When you are sick, people are lovely and try to be helpful. It is difficult to understand an illness that can be managed, but will never go away, but people still want to be helpful, so they will let you me of everything they’ve head has worked, whether they heard it from grandma, someone else in line at the grocery, on Facebook, or some dude on the internet. Some of the things I regularly hear include:
Have you tried aromatherapy?
Have you tried essential oils?
You should go gluten free, you would feel so much better.
You should do yoga or tai chi. Thousands of years of Indo-Asian medicine can’t be wrong.
Doctors say sitting is the new smoking, you should exercise and you’ll feel better.
You should wish on an amethyst at the dark of the moon.
You should sleep more.
You should sleep less.
You should do acupuncture.
Acupuncturists are charlatans, go to a chiropractor.
Chiropractors are charlatans, go to an acupuncturist.
Both chiropractors and acupuncturists are charlatans, go see a physical therapist.

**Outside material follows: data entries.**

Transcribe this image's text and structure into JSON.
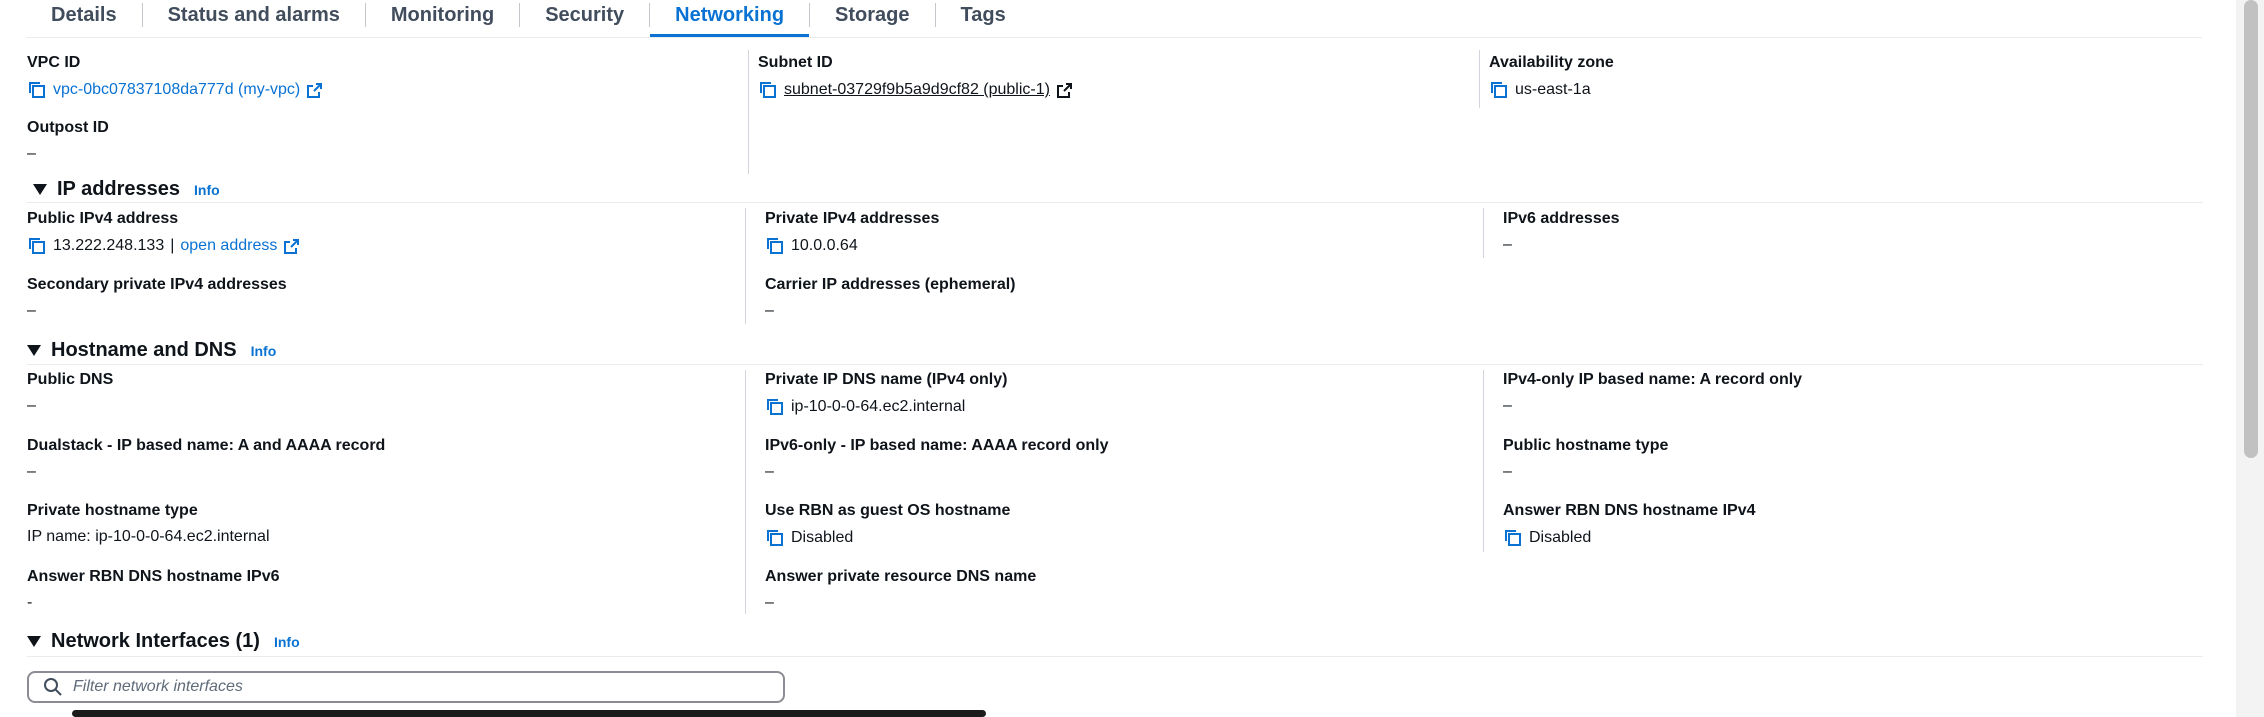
{
  "tabs": [
    {
      "label": "Details"
    },
    {
      "label": "Status and alarms"
    },
    {
      "label": "Monitoring"
    },
    {
      "label": "Security"
    },
    {
      "label": "Networking"
    },
    {
      "label": "Storage"
    },
    {
      "label": "Tags"
    }
  ],
  "active_tab": "Networking",
  "top": {
    "vpc_label": "VPC ID",
    "vpc_value": "vpc-0bc07837108da777d (my-vpc)",
    "subnet_label": "Subnet ID",
    "subnet_value": "subnet-03729f9b5a9d9cf82 (public-1)",
    "az_label": "Availability zone",
    "az_value": "us-east-1a",
    "outpost_label": "Outpost ID",
    "outpost_value": "–"
  },
  "ip": {
    "title": "IP addresses",
    "info": "Info",
    "public_label": "Public IPv4 address",
    "public_value": "13.222.248.133",
    "public_sep": "|",
    "open_address": "open address",
    "private_label": "Private IPv4 addresses",
    "private_value": "10.0.0.64",
    "ipv6_label": "IPv6 addresses",
    "ipv6_value": "–",
    "secondary_label": "Secondary private IPv4 addresses",
    "secondary_value": "–",
    "carrier_label": "Carrier IP addresses (ephemeral)",
    "carrier_value": "–"
  },
  "dns": {
    "title": "Hostname and DNS",
    "info": "Info",
    "public_dns_label": "Public DNS",
    "public_dns_value": "–",
    "private_dns_label": "Private IP DNS name (IPv4 only)",
    "private_dns_value": "ip-10-0-0-64.ec2.internal",
    "ipv4only_label": "IPv4-only IP based name: A record only",
    "ipv4only_value": "–",
    "dualstack_label": "Dualstack - IP based name: A and AAAA record",
    "dualstack_value": "–",
    "ipv6only_label": "IPv6-only - IP based name: AAAA record only",
    "ipv6only_value": "–",
    "pubhost_label": "Public hostname type",
    "pubhost_value": "–",
    "privhost_label": "Private hostname type",
    "privhost_value": "IP name: ip-10-0-0-64.ec2.internal",
    "rbn_guest_label": "Use RBN as guest OS hostname",
    "rbn_guest_value": "Disabled",
    "rbn_ipv4_label": "Answer RBN DNS hostname IPv4",
    "rbn_ipv4_value": "Disabled",
    "rbn_ipv6_label": "Answer RBN DNS hostname IPv6",
    "rbn_ipv6_value": "-",
    "private_res_label": "Answer private resource DNS name",
    "private_res_value": "–"
  },
  "ni": {
    "title": "Network Interfaces (1)",
    "info": "Info",
    "filter_placeholder": "Filter network interfaces"
  },
  "colors": {
    "accent": "#0972d3",
    "text": "#0f141a",
    "muted": "#5f6b7a"
  },
  "icons": [
    "copy-icon",
    "external-link-icon",
    "search-icon",
    "caret-down-icon"
  ]
}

Have you rubbed kale on it?
Okay, I added that last one, because it kind of captures the ridiculousness of things. Folks don’t realize that when they offer remedies for a sore throat, the sufferer will only be dealing with that soreness for a few days, so I only have to hear about possible remedies for those three days. When you have a chronic illness, there’s no end of the illness, though it may wax and wane. This means there’s no end of people offering remedies, and those remedies are usually based on very little medical research. Because I get so much of it, I can become weary and it is difficult to offer enthusiasm and effusive thanks after a few months, much less years, of this.

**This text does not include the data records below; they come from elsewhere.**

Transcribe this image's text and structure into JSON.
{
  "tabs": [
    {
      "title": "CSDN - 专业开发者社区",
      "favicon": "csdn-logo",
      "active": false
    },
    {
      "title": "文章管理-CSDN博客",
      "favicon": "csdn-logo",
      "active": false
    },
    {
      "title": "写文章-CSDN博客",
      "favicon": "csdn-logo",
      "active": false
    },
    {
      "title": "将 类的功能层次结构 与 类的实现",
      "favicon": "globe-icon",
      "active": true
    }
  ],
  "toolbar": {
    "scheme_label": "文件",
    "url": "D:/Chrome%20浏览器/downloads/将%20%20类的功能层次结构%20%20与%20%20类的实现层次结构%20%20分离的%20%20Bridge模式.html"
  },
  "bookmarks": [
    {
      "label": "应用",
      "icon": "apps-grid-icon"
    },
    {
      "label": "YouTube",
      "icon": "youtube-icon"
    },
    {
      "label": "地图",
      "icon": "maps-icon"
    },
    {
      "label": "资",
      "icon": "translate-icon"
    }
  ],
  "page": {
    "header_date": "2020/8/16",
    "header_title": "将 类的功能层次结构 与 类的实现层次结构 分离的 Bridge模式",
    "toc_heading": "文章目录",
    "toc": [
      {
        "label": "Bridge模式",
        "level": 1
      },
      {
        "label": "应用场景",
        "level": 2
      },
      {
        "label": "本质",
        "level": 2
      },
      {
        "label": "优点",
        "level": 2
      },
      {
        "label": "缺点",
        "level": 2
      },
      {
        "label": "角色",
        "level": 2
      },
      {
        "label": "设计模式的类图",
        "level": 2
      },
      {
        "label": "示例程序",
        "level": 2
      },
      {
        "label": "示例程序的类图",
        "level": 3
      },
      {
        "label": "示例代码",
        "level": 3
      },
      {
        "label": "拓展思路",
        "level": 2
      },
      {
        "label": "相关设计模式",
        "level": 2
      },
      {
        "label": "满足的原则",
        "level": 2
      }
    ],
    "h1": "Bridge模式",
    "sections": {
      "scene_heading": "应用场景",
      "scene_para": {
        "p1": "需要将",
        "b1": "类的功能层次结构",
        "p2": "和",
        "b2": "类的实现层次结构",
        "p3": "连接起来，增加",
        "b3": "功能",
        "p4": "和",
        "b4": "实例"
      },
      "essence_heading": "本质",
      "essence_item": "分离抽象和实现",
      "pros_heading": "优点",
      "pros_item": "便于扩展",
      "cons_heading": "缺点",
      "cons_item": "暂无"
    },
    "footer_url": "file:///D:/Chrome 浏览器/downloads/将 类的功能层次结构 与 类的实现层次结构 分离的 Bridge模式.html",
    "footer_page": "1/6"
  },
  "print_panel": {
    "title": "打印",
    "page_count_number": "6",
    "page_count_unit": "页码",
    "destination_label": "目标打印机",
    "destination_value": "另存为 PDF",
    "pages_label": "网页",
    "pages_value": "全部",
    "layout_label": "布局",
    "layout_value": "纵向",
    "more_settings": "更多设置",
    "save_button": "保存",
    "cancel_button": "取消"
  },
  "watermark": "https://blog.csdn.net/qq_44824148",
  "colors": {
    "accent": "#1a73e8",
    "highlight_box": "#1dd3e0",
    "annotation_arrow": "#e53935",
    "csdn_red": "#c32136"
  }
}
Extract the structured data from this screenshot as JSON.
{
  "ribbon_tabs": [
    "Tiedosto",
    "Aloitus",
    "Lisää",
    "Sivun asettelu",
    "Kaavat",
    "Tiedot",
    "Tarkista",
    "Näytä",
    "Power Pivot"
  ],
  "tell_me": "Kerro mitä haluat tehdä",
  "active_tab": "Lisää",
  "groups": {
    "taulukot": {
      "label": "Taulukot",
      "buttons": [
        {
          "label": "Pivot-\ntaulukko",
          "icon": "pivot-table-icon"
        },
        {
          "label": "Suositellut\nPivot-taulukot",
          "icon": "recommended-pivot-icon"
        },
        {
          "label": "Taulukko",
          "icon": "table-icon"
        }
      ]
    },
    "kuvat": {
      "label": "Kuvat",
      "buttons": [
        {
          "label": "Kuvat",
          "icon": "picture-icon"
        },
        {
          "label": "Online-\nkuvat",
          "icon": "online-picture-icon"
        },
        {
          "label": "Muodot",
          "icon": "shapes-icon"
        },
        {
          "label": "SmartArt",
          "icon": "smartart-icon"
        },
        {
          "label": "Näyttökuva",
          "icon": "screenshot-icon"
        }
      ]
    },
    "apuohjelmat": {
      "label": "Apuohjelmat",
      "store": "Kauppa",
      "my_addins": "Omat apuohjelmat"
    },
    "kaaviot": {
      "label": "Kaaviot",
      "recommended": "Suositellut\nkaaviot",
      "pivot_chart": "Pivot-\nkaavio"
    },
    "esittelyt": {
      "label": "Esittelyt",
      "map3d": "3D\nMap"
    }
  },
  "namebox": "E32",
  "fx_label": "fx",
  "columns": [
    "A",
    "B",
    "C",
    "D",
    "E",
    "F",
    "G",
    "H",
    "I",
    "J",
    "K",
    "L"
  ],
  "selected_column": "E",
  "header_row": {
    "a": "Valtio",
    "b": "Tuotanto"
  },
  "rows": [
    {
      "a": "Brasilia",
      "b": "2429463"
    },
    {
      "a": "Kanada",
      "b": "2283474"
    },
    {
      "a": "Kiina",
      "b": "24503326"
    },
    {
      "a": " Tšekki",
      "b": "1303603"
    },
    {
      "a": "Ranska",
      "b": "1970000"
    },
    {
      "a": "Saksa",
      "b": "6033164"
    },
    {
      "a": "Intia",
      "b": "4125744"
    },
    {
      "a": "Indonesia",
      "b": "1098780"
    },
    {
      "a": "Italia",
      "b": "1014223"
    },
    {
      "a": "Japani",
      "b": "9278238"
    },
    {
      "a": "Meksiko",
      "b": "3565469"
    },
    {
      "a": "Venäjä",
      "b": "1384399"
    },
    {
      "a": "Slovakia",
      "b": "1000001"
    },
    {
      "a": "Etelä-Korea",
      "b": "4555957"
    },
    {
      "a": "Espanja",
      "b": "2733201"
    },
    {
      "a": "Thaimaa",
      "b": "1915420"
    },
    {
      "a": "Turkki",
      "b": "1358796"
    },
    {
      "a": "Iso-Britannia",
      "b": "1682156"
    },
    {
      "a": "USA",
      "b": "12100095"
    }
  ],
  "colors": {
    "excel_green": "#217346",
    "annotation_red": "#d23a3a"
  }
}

But the person offering help does not know that they are the forty-seventh person to tell me this thing, or that it contradicts current medical research, or that it is something I am already doing, or that they are contradicting themselves by offering the opposite of the remedy they offered last week.
I try to remember to be grateful that my people care enough to want me to feel better, and I do actually file their recommendations away. My first line of defense against this illness includes evidence-based medicine (I’m a research librarian, after all) and my specialists’ recommendations. I have an entire team of specialists that keep me in working order (like I’m an older model temperamental machine, ha). On days like today, bad pain days where I’m in the middle of a flare, ready to rip my skin off and begging for relief, I apply my doctor-prescribed medicines, and then I go to The List. I’ve got cassia and cinnamon essential oils mixed in with my cocoa butter lotion. I drink fennel tea, I put turmeric on whatever I’ll eat for dinner, I’ve got a chunk of amethyst in my pocket, I’m working on the ujjayi yoga breathing that is supposed to stimulate the vagus nerve which will reduce inflammation. I’ll try anything twice, and even if there’s a placebo effect–hell, that’s better than no effect. If we can trick my brain into thinking I’m better than I am, I’m in.
So, here we go. Let’s talk about chronic and invisible illness. I’m going to tell the low-down dirty truth about my experience as a chronically ill woman in a society that expects the sick person to either get well or die, not to linger in the liminal space between for a few decades, making trouble. Come with me, I’ll tell my stories and you can tell me yours, we can find where systems let folks like me (and you, if you’re a spoonie) fall through the cracks or deliberately exclude us. And we’ll figure out a way to make sure that “invisible illness” doesn’t mean “invisible person.”
I and my Irritable Bowel Plushie welcome you. I hope you are feeling well today, for whatever value of “good” your body will allow.